Geheimnisvoll und unerreichbar
Was ist nun der Trick bei diesen literarischen Figuren, deren bloße Erwähnung schon wohlige Schwingungen erzeugt? Sie sind vom Nimbus des Geheimnisvollen umgeben, oft exotisch und die meisten von ihnen wirken unerreichbar. Zumindest sind sie nicht für jedermann zu haben, sondern nur für einen ganz bestimmten Menschen. Das ist nämlich der eigentliche Clou bei den Millionärsromanen und den mittlerweile schon inflationär auftretenden Bad Boys: Wir suchen das Besondere, das nur wir zähmen können.
Warum verlieben sich nicht alle in deine Figuren?
Aus genau dem Grund, aus dem sich nicht alle in denselben Menschen verlieben. Es hat nicht nur etwas mit verschiedenen Geschmäckern zu tun, sondern auch mit dem Selbstwertgefühl deiner Leser. Ich habe einige dieser geheimnisvollen Unerreichbaren geschrieben, aber nicht jeder fühlt sich diesen Figuren auch gewachsen und einige betrachten sie daher keineswegs als Objekte der Begierde. Manche waren zwar nach eigenem Bekunden fasziniert, würden sich in solche Männer aber niemals verlieben, weil sie ihnen drei Nummern zu groß sind. Sie schützten sich also selbst.
Biete daher deinen Lesern auch Identifikationsfiguren
Fühlen sich Leser selbst souverän und stark, werden sie vermutlich keine Probleme haben, sich in einen scheinbar unerreichbaren Mann zu verlieben. Sie wissen, dass ausgerechnet sie ihm gewachsen sind. Nur was ist mit denen, die sich dazu nicht in der Lage sehen? Für diese brauchst du einen Stellvertreter in der Geschichte. Einen oder eine, die genauso fasziniert ist, und den Traummann dank ihrer Charaktereigenschaften tatsächlich für sich gewinnt.

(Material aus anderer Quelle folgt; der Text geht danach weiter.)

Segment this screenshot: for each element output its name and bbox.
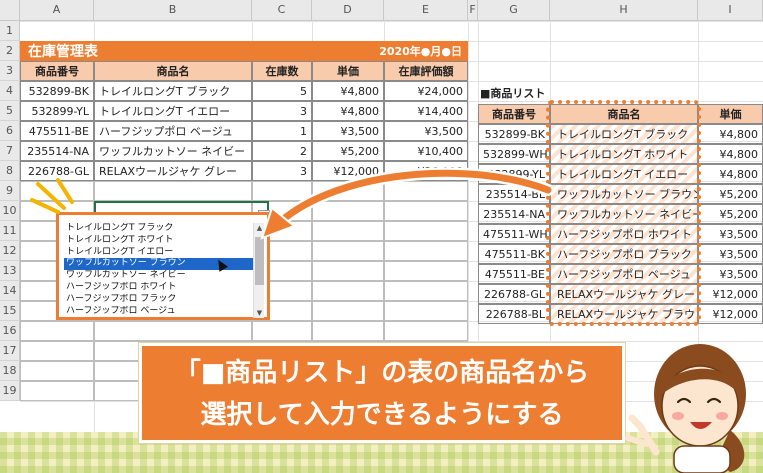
caption-banner: 「■商品リスト」の表の商品名から 選択して入力できるようにする bbox=[139, 343, 625, 443]
woman-character-icon bbox=[625, 344, 746, 473]
sparkle-icon bbox=[30, 178, 74, 214]
caption-line-1: 「■商品リスト」の表の商品名から bbox=[174, 358, 590, 388]
caption-line-2: 選択して入力できるようにする bbox=[200, 400, 564, 430]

Ich war anfangs enttäuscht, wenn sich manche Leser eine andere Lieblingsfigur wählten als Merahwi oder erst recht den Marchese. Warum mochten sie lieber Julian oder die Gräfin, warum sympathisierten sie mit Miguel statt mit dem Torero? Weil die ihrer eigenen Lebensrealität näher stehen und sie sich mit ihnen daher identifizieren und gemeinsam mit ihnen schmachten können.

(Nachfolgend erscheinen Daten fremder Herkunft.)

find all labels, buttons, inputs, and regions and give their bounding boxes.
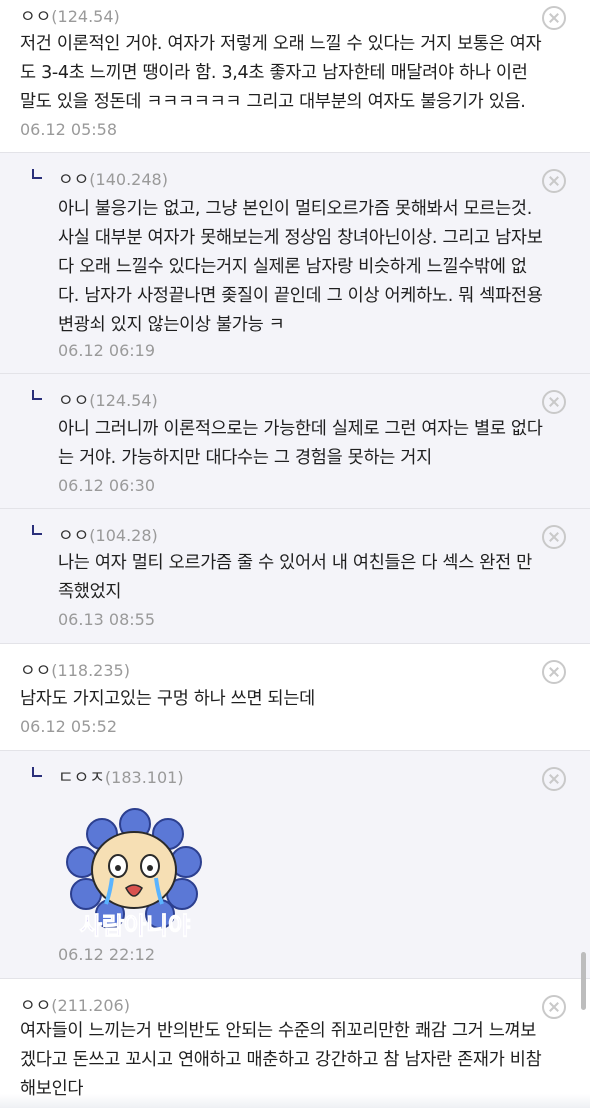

Wenn du Amor spielen willst und zwischen deinen Lesern und einer bestimmten Figur die Funken fliegen sollen, baue diese Figur also als Sehnsuchtsobjekt auf und zeige gleichzeitig anhand einer anderen Figur, dass man sie trotz der vermeintlichen Unerreichbarkeit erringen kann. Und wie stellst du sicher, dass Leser sich tatsächlich verlieben? Ganz einfach:
Dont’t tell – make them feel!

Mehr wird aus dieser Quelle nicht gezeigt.